I love my job. I work with an amazing and diverse lot of social justice-oriented, thoughtful, socially-conscious colleagues. Never before have I worked in a place that allowed for both a recognition of Black History Month and a celebration of the rich culture and contributions made by black people in America. Last Monday, the different entities that make up the Kapor Center at 543 Howard came together to enjoy some great soul food and to participate in an open-mic lunch event where staff of all backgrounds read excerpts of their favorite works by African Americans. We had quite a variety of works represented, including an original work from our CEO, Cedric Brown, and another original piece by Trevor Parham, our Creative Director. I wanted to share the wonderful list of pieces from the open mic with all of you.
Books & Poems
- Beloved – Toni Morrison
- Invisible Man – Ralph Ellison
- Ardella – Langston Hughes
- Let America Be America Again – Langston Hughes
- To Die for the People – Huey Newton
- Michael Jackson Shining – Trevor Parham & Unity Lewis
- I Know Why the Caged Bird Sings – Maya Angelou
- The Sparrow - Paul Robeson
- We Shall Overcome – Dr. Martin Luther King
- Poem for South African Women – June Jordan
- Letter from Hajj – Malcolm X (Al Malik El-Shabazz)
- Their Eyes Were Watching God – Zora Neale Hurston
- Lift Ev’ry Voice and Sing – James Weldon Johnson
Quotable Quotes
Believe in the power of truth… Do not allow your mind to be imprisoned by majority thinking. Remember that the limits of science are not the limits of imagination.
- Dr. Patricia E. Bath
I don’t measure America by its achievement but by its potential.
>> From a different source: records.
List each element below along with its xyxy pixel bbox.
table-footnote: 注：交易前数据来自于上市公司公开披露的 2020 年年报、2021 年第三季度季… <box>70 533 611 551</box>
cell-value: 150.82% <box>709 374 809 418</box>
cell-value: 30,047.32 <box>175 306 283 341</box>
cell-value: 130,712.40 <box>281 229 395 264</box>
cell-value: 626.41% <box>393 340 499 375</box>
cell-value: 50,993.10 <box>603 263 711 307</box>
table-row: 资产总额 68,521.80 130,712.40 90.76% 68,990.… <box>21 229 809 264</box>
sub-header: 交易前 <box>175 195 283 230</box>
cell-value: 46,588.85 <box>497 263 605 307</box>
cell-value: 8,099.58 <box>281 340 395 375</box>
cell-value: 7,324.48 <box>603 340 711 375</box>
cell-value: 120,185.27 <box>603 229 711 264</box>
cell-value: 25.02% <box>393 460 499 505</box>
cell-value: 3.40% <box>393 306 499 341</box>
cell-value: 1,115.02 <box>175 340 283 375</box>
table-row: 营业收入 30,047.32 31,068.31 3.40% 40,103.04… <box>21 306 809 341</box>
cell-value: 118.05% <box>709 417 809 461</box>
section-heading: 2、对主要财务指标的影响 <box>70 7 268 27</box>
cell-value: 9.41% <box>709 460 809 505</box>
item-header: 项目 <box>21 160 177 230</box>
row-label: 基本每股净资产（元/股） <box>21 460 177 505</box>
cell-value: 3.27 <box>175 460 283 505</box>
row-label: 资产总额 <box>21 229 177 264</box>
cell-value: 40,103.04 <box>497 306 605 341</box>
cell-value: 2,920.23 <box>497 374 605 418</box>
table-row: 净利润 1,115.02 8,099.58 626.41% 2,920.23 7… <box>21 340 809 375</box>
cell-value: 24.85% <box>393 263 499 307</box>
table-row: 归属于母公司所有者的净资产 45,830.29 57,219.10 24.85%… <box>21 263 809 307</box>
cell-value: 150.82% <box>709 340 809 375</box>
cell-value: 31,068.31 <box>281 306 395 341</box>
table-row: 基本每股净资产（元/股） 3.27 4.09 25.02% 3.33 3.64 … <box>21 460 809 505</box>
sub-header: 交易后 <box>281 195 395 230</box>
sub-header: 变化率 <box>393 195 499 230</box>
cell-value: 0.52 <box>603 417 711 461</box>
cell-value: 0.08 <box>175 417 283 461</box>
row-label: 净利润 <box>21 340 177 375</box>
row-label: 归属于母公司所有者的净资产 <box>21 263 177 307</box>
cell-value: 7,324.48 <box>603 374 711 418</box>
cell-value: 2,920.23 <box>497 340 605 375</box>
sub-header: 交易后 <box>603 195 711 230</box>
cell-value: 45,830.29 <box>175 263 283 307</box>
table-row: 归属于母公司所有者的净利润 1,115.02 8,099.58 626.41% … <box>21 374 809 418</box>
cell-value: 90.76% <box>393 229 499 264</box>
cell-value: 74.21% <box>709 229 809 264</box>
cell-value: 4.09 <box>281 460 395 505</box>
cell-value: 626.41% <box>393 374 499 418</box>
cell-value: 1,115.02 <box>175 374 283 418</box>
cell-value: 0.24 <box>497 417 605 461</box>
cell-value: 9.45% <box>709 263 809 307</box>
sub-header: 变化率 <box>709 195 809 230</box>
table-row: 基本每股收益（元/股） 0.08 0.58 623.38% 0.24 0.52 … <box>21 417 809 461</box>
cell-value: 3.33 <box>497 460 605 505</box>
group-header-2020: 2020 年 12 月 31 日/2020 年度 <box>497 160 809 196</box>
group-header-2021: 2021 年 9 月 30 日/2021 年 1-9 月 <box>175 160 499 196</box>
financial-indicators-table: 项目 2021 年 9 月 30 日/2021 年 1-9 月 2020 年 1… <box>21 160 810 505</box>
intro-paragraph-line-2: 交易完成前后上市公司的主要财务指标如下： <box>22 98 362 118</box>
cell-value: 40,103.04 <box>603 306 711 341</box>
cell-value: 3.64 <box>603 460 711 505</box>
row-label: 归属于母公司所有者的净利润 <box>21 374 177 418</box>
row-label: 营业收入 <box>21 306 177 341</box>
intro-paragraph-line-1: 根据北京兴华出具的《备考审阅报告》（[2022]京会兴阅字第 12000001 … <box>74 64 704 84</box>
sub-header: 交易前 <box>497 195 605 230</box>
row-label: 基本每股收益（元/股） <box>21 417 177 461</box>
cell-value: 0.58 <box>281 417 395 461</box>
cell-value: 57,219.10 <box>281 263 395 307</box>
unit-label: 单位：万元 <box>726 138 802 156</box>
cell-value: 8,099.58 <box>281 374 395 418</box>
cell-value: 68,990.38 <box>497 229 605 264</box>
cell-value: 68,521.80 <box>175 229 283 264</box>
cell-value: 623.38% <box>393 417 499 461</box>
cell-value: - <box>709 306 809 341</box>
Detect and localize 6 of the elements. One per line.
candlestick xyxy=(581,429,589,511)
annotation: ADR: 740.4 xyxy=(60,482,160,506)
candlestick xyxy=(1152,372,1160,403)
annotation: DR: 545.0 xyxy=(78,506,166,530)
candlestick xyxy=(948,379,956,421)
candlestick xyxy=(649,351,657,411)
- U.S. Representative Shirley Chisholm
I am the son of a black man from Kenya and a white woman from Kansas. I was raised with the help of a white grandfather who survived a Depression to serve in Patton’s Army during World War II and a white grandmother who worked on a bomber assembly line at Fort Leavenworth while he was overseas. I’ve gone to some of the best schools in America and lived in one of the world’s poorest nations. I am married to a black American who carries within her the blood of slaves and slaveowners – an inheritance we pass on to our two precious daughters. I have brothers, sisters, nieces, nephews, uncles and cousins, of every race and every hue, scattered across three continents, and for as long as I live, I will never forget that in no other country on Earth is my story even possible.
- President Barack Obama
Hard-working people, and poor, most of them, in worldly goods–but how rich in compassion! How filled with the goodness of humanity and the spiritual steel forged by centuries of oppression! There was the honest joy of laughter in these homes, folk-wit and story, hearty appetites for life as for the nourishing greens and black-eyed peas and cornmeal bread they shared with me. Here in this little hemmed-in world where home must be theatre and concert hall and social center, there was a warmth of song. Songs of love and longing, songs of trials and triumphs, deep-flowing rivers and rollicking brooks, hymn-song and ragtime ballad, gospels and blues, and the healing comfort to be found in the illimitable sorrow of the spirituals.